L'activité logicielle d'HP reste son point faible. Elle ne représente que 2% de son chiffre d'affaires total

"Les clients sont demandeurs de solutions. Vous prenez un compte comme Geodis en France : IBM leur fournit les machines, réalise l'outsourcing des machines et fournit les logiciels. C'est une solution clé en main. Les acteurs globaux ont aussi leurs inconvénients, mais ils peuvent offrir de la rapidité et de la simplicité aux clients par le biais de solutions packagées. Ils sont également les plus à même de satisfaire les besoins informatiques des multinationales", analyse Mathieu Poujol.

Cette acquisition renforce également l'activité B-to-B d'HP, alors que la marque est aussi présente auprès du grand public par le biais de ses produits PC, PC portables, écrans, appareils photos numériques, imprimantes et PDA. "A l'heure actuelle, dans les entreprises, les acteurs incontournables sont IBM, Microsoft, Oracle et SAP. HP sera peut être demain le 5e acteur incontournable de l'informatique d'entreprise, même s'il a toujours une faiblesse sur la partie logicielle et dans le domaine du conseil", note Mathieu Poujol.

A titre de comparaison, IBM réalise un chiffre d'affaires de 20 milliards de dollars par an dans le domaine des logiciels, et de 54 milliards de dollars dans le domaine des services.
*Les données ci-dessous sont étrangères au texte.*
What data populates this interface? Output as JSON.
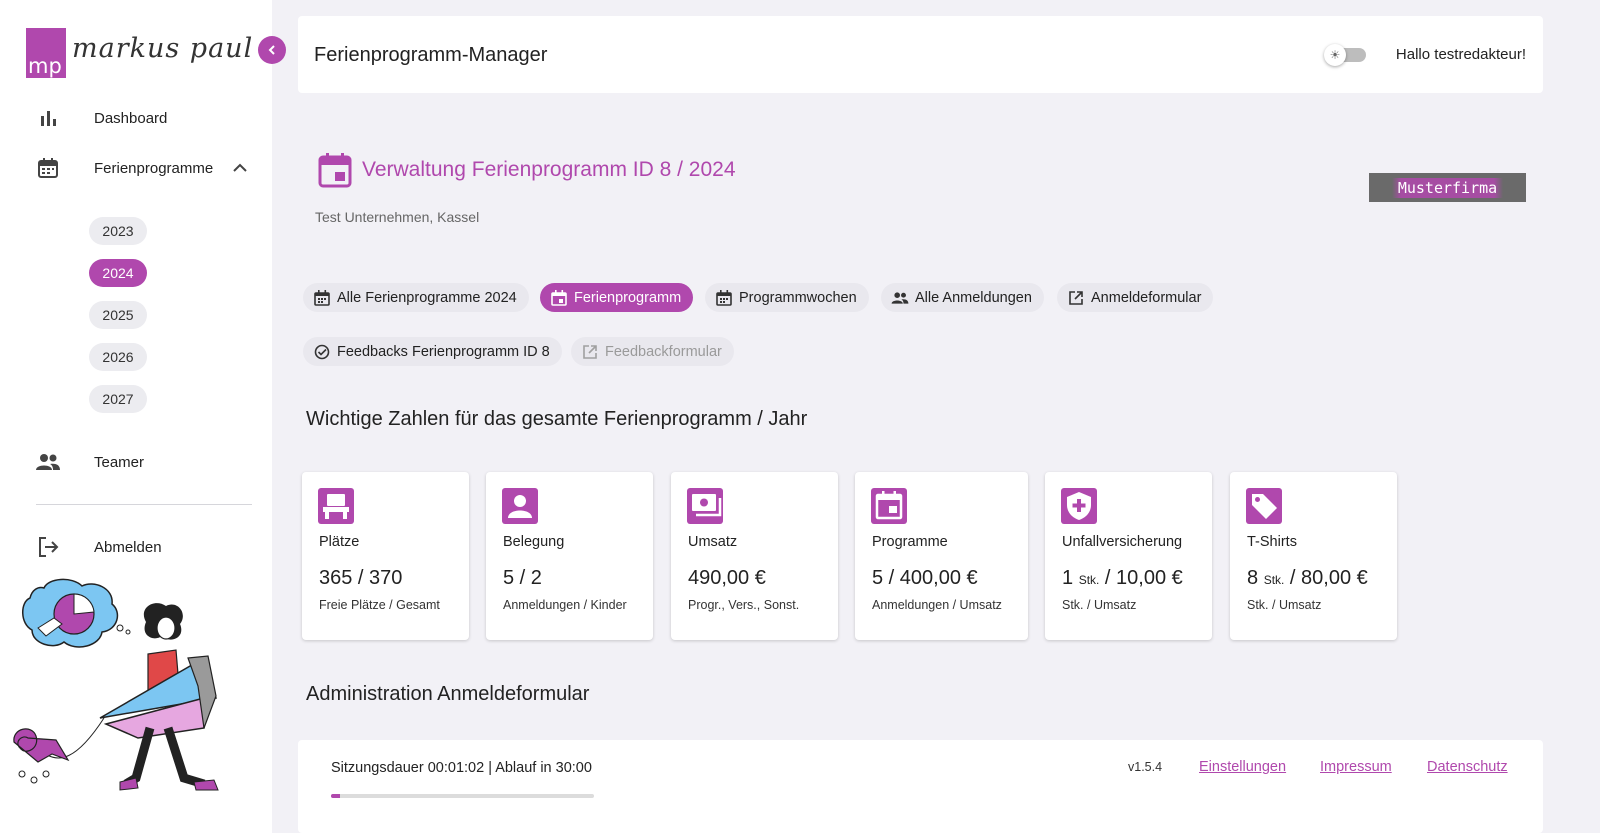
{
  "brand": {
    "logo_initials": "mp",
    "logo_name": "markus paul"
  },
  "sidebar": {
    "items": [
      {
        "label": "Dashboard",
        "icon": "bar-chart-icon"
      },
      {
        "label": "Ferienprogramme",
        "icon": "calendar-icon"
      },
      {
        "label": "Teamer",
        "icon": "people-icon"
      },
      {
        "label": "Abmelden",
        "icon": "logout-icon"
      }
    ],
    "years": [
      "2023",
      "2024",
      "2025",
      "2026",
      "2027"
    ],
    "active_year": "2024"
  },
  "header": {
    "title": "Ferienprogramm-Manager",
    "greeting": "Hallo testredakteur!"
  },
  "page": {
    "title": "Verwaltung Ferienprogramm ID 8 / 2024",
    "subtitle": "Test Unternehmen, Kassel",
    "company_tag": "Musterfirma"
  },
  "tabs": [
    {
      "label": "Alle Ferienprogramme 2024",
      "icon": "calendar-month-icon"
    },
    {
      "label": "Ferienprogramm",
      "icon": "event-icon",
      "active": true
    },
    {
      "label": "Programmwochen",
      "icon": "calendar-month-icon"
    },
    {
      "label": "Alle Anmeldungen",
      "icon": "people-icon"
    },
    {
      "label": "Anmeldeformular",
      "icon": "open-in-new-icon"
    },
    {
      "label": "Feedbacks Ferienprogramm ID 8",
      "icon": "check-circle-icon"
    },
    {
      "label": "Feedbackformular",
      "icon": "open-in-new-icon",
      "disabled": true
    }
  ],
  "stats_section_title": "Wichtige Zahlen für das gesamte Ferienprogramm / Jahr",
  "stats": [
    {
      "label": "Plätze",
      "value": "365 / 370",
      "note": "Freie Plätze / Gesamt",
      "icon": "seat-icon"
    },
    {
      "label": "Belegung",
      "value": "5 / 2",
      "note": "Anmeldungen / Kinder",
      "icon": "account-box-icon"
    },
    {
      "label": "Umsatz",
      "value": "490,00 €",
      "note": "Progr., Vers., Sonst.",
      "icon": "payments-icon"
    },
    {
      "label": "Programme",
      "value": "5 / 400,00 €",
      "note": "Anmeldungen / Umsatz",
      "icon": "event-icon"
    },
    {
      "label": "Unfallversicherung",
      "value_count": "1",
      "value_unit": "Stk.",
      "value_rest": "/ 10,00 €",
      "note": "Stk. / Umsatz",
      "icon": "shield-plus-icon"
    },
    {
      "label": "T-Shirts",
      "value_count": "8",
      "value_unit": "Stk.",
      "value_rest": "/ 80,00 €",
      "note": "Stk. / Umsatz",
      "icon": "tag-icon"
    }
  ],
  "admin_section_title": "Administration Anmeldeformular",
  "footer": {
    "session": "Sitzungsdauer 00:01:02 | Ablauf in 30:00",
    "session_progress": 0.034,
    "version": "v1.5.4",
    "links": [
      "Einstellungen",
      "Impressum",
      "Datenschutz"
    ]
  },
  "colors": {
    "accent": "#b048ad",
    "background": "#f2f1f6",
    "card": "#ffffff"
  }
}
Et celui-ci s'est désengagé peu à peu des activités matérielles comme les disques durs, la fabrication de PC ou d'imprimantes.

Pour HP, la route est encore longue avant de devenir aussi équilibré qu'IBM sur ces 3 activités (matériel, logiciel et services). D'autant plus que l'intégration ne se fera pas du jour au lendemain vu la taille de l'opération. Il avait fallu presque 10 ans à IBM pour passer d'une logique de constructeur à celle de société de services, et 3 ans à HP pour digérer le gros morceau qu'était Compaq, pourtant sur le même marché que lui.